Charter schools have another way to increase their graduation rates. They “counsel out” students who are likely to not graduate before they get to be seniors which leaves only a pre-selected group as seniors and, unsurprisingly, they all graduate. And lo and behold, the charter school has a high graduation rate. For example, one year at Achievement First’s Amistad Academy in New Haven, 25 students out of 25 in the senior class graduated, but 64 students had been in that class as ninth graders.

A visionary way to increase the number of students who receive a high school education is to not count the number of students who receive high school diplomas but rather count how many of the students who begin a school as ninth graders complete the coursework necessary for graduation. For example, some innovative public high schools hold Saturday classes with actual teachers instead of plugging kids into commuter programs. The applause should be given to high schools who deliver a quality education to all the students who begin their high school education in the school not to the schools who either give credits without the academic content and skills or who dismiss those who won’t make for a good statistic.

Read her essay to see her critique of “closing the achievement gap,” which is impossible when the gap is based on standardized test scores which are designed to have a gap.

Civil rights lawyer Wendy Lecker writes here about the persistence of racial segregation in Connecticut.

She writes:

The racial imbalance law applies to all public schools. It was enacted prior to the existence of charter schools but it was amended after the Connecticut charter school law was written. A 1996 revision of the law specifically included charters as a method to reduce racial isolation.

 

Despite the intent and plain language of the racial imbalance law, charter schools, which are now among the most racially isolated schools in the state, are specifically excluded from SDE’s report. This is particularly troubling since Connecticut law defines charter schools as public schools subject to all federal and state laws to which public schools are subject. Charter schools can be granted a specific exemption from some laws but only if they request that in their application. If the legislature intended to exempt charters from the racial imbalance law, it could have amended the law and done so explicitly. But that is not the case.
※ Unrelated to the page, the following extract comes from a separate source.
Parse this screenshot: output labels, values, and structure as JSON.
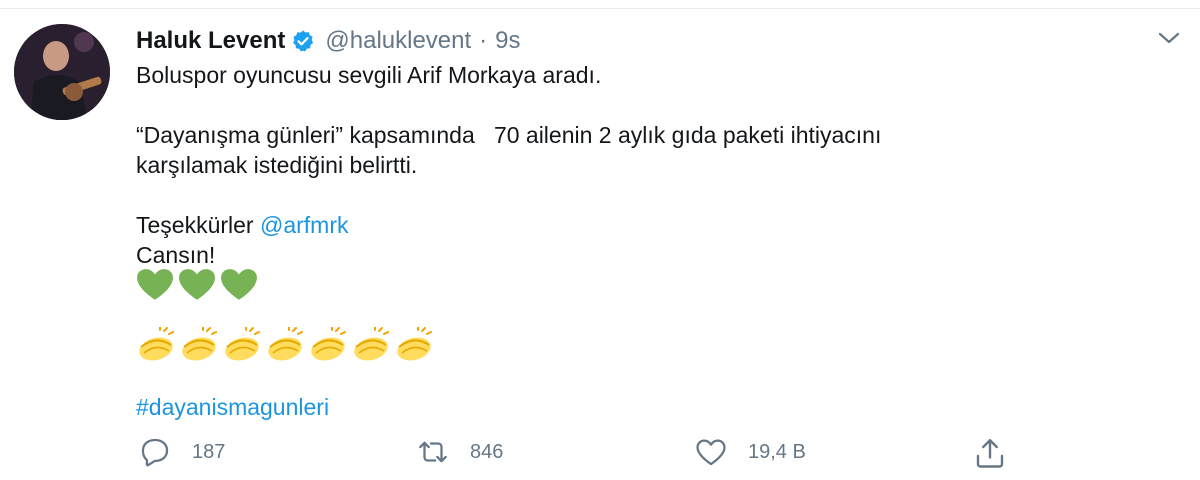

Moreover, in approving charter schools, the commissioner of education has a statutory obligation to consider the effect of any proposed charter school on the reduction of racial, ethnic and economic isolation in the region in which it is to be located. A charter school is to be put on probation if it “fails to achieve measurable progress in reducing racial, ethnic and economic isolation.” Yet, as a Connecticut Voices for Children report noted in 2014, the majority of charters are “hyper-segregated:” having a student body that is more than 90 percent students of color. In addition, most charter schools tend to underserve bilingual students (e.g. ELL) and students with disabilities.

However the State Education Department has decided to exempt charter schools from the law that requires diversity.